The first major revival of Charlotte Jones' play Humble Boy is another interesting choice by the Orange Tree's Artistic Director Paul Miller. It is surely a challenge to pull off a play that combines astrophysics, bee-keeping and Shakespearean family angst, but Miller achieves this in a neat and clever way, whilst maintaining tenderness and gentle comedy.
Set in a traditional middle class Cotswold garden blooming in the bucolic summer sun, the play sees Cambridge astrophysicist Felix Humble return to the family home for the funeral of his father. As the story progresses, it transpires that Felix's mother is having an affair with amorous neighbour George Pye, who is less than keen on Felix. The awfulness of the situation is increased by the appearance of George's daughter Rosie, who Felix himself betrayed many years ago. An excruciating summer luncheon follows where tension boils over into the cold gazpacho soup.

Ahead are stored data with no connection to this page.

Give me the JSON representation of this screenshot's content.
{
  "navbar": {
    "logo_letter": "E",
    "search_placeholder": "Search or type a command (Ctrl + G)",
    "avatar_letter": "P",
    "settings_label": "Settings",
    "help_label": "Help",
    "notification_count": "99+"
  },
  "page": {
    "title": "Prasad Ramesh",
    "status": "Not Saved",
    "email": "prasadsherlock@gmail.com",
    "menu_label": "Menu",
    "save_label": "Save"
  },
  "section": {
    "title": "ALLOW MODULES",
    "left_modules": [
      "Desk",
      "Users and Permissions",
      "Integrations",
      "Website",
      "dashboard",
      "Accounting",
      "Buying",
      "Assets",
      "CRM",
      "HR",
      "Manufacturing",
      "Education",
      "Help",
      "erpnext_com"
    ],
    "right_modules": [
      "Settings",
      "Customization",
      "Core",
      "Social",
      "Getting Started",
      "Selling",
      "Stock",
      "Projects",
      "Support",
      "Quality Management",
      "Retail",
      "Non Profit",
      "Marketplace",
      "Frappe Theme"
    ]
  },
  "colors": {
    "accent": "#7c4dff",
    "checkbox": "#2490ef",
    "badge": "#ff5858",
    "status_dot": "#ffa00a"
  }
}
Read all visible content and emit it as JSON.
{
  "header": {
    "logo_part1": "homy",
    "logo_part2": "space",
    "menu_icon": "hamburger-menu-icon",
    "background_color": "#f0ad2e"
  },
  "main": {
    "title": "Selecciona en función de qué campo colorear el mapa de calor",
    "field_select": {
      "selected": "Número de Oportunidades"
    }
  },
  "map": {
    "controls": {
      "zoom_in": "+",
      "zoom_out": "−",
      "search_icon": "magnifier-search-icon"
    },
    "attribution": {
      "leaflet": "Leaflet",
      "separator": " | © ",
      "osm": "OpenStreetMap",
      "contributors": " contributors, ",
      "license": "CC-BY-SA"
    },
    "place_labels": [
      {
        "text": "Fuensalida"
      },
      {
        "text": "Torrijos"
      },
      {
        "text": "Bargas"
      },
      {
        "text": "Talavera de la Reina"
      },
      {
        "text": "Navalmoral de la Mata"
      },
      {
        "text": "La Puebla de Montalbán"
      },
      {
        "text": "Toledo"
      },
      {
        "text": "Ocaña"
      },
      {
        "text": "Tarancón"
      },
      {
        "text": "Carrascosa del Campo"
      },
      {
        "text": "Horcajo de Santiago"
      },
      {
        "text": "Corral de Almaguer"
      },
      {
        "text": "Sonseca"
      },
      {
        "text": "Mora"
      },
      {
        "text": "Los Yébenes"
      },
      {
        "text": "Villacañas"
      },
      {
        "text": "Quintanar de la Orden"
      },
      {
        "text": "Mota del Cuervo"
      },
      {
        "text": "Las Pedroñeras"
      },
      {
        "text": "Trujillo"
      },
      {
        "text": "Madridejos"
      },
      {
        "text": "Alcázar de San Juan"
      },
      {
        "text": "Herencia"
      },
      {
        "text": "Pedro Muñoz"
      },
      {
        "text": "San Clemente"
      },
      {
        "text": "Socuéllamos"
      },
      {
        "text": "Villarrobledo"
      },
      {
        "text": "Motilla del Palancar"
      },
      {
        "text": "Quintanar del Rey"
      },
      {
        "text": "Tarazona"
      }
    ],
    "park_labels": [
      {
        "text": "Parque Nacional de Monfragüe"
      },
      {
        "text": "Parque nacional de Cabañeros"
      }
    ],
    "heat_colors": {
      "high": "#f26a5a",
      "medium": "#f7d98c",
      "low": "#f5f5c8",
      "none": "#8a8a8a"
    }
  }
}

Jonathon Broadbent is excellent as the misery-soaked Felix; he conveys a shambolic and unkempt figure, with a lack of interpersonal communication and severe emotional constipation. Broadbent really inhabits the character and the audience bounces between frustration at his flaws and feeling deeply sorry for him.
The crux of the play is his battered and difficult relationship with his mother, whom he cannot bear to see as a sexual being. This, and his suicidal thoughts, demonstrates many echoes of the Hamlet story, with Felix also channeling Hamlet by being stricken at the death of his father and the prospect of his mother's remarriage.
Belinda Lang is brilliantly brittle as mother Flora, who is vain, often cruel and totally preoccupied with herself. Her steely aloofness and brittle, waspish comments raise many laughs, but also hide a hint of vulnerability that is eventually revealed.
One unconvincing aspect of the play is Flora's attraction to neighbour George, played with bouncing enthusiasm by Paul Bradley. There is little obvious to attract her to him except an escape from her husband and there is no real chemistry between the pair. At first Bradley's accent ricochets around Britain as vulgar neighbour George and the scene where he urinates around the stage with a plastic penis is misguided.
The remainder of the cast is universally strong with Selina Cadell offering welcome light relief as scatty neighbour Mercy, Rebecca Hinds is full of wit and heart as George's daughter Rosie and Christopher Ravenscroft is gentle and slightly haunting as gardener Jim.
What really stands out is Simon Daw's beautiful design of the manicured country garden. A parquet brick path surrounds a perfectly formed little garden, where roses, hebe and foxgloves all bloom together. Roses and ivy climb around the gallery and apple trees form a canopy above.
It is easy to see why Jones won the Critics' Circle Best New Play Award for Humble Boy in 2001. Her writing shows both the intricacy of Tom Stoppard, alongside the arch studies of human interaction and middle class relationships of Alan Ayckbourn. This is a play with many layers and Jones shows great skill in combining complex ideas with emotional intimacy and intricate characterisation, yet avoiding baffling complexity.